The two attorneys who were present at the execution of the deed testified regarding the testamentary capacity of Conrad at the time in question. However, their exposure to Conrad was limited and the issue is not merely one of testamentary capacity and mental competence on a given day, but that of undue influence and the mental acuity of Conrad as it pertains to Conrad's susceptibility to that undue influence. Medical testimony was received to the effect that Conrad's lack of sharpness might well not be noticed by one who had only limited exposure to him.
Further, it is apparent that Conrad was not afforded the opportunity to seek independent advice from any source other than defendant. "One of the most important elements considered by the courts in determining whether a presumption of undue influence has been rebutted is whether the grantor has received independent advice. . . ." Gaeth v. Newman, 188 Neb. 756, 763, 199 N.W.2d 396, 402 (1972). See, also, Rule v. Roth, 199 Neb. 746, 261 N.W.2d 370 (1978).
We find that the defendant has not rebutted the presumption of undue influence *421 which was raised by the plaintiff's prima facie case.

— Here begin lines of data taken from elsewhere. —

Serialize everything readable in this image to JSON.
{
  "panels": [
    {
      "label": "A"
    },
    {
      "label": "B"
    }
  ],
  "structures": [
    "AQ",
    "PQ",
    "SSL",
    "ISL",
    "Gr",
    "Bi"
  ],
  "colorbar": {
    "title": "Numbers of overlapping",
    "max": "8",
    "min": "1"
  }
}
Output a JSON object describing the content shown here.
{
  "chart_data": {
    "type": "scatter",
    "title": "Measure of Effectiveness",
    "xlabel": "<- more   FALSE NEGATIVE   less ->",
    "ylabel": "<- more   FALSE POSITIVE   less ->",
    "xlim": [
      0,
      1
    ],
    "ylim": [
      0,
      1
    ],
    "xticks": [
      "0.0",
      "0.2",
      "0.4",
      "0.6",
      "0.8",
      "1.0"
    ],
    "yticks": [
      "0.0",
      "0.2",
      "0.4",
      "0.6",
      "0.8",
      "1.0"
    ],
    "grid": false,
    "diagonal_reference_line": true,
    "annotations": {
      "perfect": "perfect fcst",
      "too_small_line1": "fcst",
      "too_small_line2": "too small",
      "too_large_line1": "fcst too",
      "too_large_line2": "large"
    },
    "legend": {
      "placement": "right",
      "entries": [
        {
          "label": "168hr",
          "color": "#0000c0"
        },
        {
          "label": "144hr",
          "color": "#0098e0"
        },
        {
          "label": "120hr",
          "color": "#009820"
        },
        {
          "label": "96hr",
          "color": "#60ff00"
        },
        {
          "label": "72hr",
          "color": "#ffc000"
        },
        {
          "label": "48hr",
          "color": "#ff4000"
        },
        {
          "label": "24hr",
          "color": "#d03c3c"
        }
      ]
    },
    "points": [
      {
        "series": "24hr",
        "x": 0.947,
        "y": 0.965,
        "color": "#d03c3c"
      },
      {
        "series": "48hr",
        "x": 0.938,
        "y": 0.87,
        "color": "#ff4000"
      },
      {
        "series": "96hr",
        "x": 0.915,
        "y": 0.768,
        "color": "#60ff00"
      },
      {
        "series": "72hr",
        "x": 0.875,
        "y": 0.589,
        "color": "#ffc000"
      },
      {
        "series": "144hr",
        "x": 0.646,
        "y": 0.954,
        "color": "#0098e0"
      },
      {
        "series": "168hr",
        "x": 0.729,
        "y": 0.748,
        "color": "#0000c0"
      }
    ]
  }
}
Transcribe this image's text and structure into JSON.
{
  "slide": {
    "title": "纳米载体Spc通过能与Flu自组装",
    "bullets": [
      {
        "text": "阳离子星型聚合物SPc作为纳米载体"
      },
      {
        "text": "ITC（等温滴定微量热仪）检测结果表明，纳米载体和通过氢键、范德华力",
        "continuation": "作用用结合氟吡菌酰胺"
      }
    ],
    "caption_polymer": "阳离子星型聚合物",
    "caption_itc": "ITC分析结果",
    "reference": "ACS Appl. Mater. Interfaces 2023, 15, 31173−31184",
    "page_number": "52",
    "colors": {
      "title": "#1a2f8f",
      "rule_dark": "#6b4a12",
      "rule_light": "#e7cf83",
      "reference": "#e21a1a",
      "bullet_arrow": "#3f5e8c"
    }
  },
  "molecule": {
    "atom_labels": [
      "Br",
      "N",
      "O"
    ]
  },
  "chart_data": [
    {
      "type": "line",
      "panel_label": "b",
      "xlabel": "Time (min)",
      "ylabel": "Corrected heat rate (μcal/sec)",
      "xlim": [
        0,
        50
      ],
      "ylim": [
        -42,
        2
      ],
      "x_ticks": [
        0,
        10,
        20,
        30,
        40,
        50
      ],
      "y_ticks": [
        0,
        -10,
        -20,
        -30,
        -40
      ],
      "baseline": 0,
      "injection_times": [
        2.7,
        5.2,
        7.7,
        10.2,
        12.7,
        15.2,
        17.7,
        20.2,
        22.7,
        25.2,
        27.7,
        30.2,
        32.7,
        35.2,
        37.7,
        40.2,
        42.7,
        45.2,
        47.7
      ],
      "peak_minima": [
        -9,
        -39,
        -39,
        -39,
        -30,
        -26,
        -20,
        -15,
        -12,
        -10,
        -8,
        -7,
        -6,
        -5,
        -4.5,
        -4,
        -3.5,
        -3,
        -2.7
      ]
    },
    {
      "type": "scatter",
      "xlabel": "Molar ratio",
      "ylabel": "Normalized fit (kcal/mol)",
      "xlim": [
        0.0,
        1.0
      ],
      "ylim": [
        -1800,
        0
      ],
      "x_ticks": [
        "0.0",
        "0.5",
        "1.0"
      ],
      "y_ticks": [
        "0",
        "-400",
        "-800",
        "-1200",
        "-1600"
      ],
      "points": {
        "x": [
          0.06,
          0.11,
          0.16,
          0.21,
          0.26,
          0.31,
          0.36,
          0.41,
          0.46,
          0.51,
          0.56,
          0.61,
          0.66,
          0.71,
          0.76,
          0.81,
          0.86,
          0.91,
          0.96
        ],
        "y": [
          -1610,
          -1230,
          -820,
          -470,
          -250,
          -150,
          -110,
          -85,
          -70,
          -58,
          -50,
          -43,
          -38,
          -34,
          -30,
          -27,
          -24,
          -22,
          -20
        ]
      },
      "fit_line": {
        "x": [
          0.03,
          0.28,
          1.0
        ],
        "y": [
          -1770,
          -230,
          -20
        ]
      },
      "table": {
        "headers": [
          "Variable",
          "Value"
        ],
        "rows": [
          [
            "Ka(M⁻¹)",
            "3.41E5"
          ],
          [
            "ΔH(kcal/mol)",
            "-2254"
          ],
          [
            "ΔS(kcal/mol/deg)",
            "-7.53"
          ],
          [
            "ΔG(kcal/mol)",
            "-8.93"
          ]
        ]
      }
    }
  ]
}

Further, inasmuch as there was irreconcilable conflict in some of the testimony, we consider that the trial court observed the witnesses and obviously accepted one version of the facts over the other. See Von Seggern v. Von Seggern, 196 Neb. 545, 244 N.W.2d 166 (1976). Even from the cold record, it is obvious that the defendant was not a very credible witness. As defense counsel stated in his appellate brief, "He was not a good witness for himself."
The judgment of the trial court was correct and is affirmed.